Off-duty Air Force Capt. Mike Gongol looked at his wife when a flight attendant asked if anyone knew how to fly a plane. She nodded, and Capt. Gongol went on to help save 157 individuals last December after the pilot of his commercial flight had a heart attack at 30,000 feet.

“Does anyone know how to fly a plane?” was the question posed to passengers on December 30 after a Boeing 737 heading from Des Moines, Iowa to Denver unexpectedly descended. The heroics of Capt. Gongol have just been disclosed, the Daily Mail reported Monday of his interview with Air Force Space Command. 

The off-duty pilot, who has flown supersonic aircraft and nuclear bombers, left his wife and kids and went to the front to volunteer to help. The first officer asked him a few quick questions to judge his competency, deemed him the best shot she had at landing the plane safely, and the two began the process together.

When it was apparent that the two would have to land the plane at an Omaha, Nebraska airport, the first officer admitted that she had never performed the task there.
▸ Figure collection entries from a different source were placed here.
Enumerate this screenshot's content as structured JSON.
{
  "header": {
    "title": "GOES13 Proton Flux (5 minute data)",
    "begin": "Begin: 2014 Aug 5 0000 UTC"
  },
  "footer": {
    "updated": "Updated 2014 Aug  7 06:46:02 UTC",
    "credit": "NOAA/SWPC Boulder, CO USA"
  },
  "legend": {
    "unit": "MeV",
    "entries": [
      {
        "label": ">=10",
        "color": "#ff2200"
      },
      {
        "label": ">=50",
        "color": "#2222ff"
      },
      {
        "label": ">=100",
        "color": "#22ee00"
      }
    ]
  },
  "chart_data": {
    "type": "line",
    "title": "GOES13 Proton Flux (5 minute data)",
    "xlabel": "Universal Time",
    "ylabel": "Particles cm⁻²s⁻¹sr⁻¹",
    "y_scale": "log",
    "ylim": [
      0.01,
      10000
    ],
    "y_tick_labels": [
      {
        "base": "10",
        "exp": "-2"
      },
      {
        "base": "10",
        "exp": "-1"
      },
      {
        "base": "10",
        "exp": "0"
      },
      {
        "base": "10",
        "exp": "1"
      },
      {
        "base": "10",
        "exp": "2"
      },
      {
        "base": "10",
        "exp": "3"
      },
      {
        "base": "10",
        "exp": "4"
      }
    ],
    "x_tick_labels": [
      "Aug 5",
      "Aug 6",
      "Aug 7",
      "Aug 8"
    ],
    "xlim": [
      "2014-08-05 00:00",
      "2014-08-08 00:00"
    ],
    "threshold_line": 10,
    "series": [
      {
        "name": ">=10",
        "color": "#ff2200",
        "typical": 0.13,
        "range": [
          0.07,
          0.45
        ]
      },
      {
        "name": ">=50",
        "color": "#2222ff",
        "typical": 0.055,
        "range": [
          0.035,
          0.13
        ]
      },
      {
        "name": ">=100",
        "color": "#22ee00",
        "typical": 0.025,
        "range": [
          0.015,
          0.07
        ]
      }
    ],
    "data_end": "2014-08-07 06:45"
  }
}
Luckily, Capt. Gongol had done so before and began to talk her through the process.

“I saw nothing but the finest professionalism under pressure out of the flight attendants, the nurses and the first officer,” the airmen said, according to the Daily Mail. “Everyone aboard the aircraft remained calm [and] there is no doubt in my mind this contributed above all else to our successful outcome. In my opinion, any military pilot would have done the exact same thing I did.”

The pilot who suffered the heart attack survived and has since thanked Capt. Gongol for his actions, the Daily Mail reported.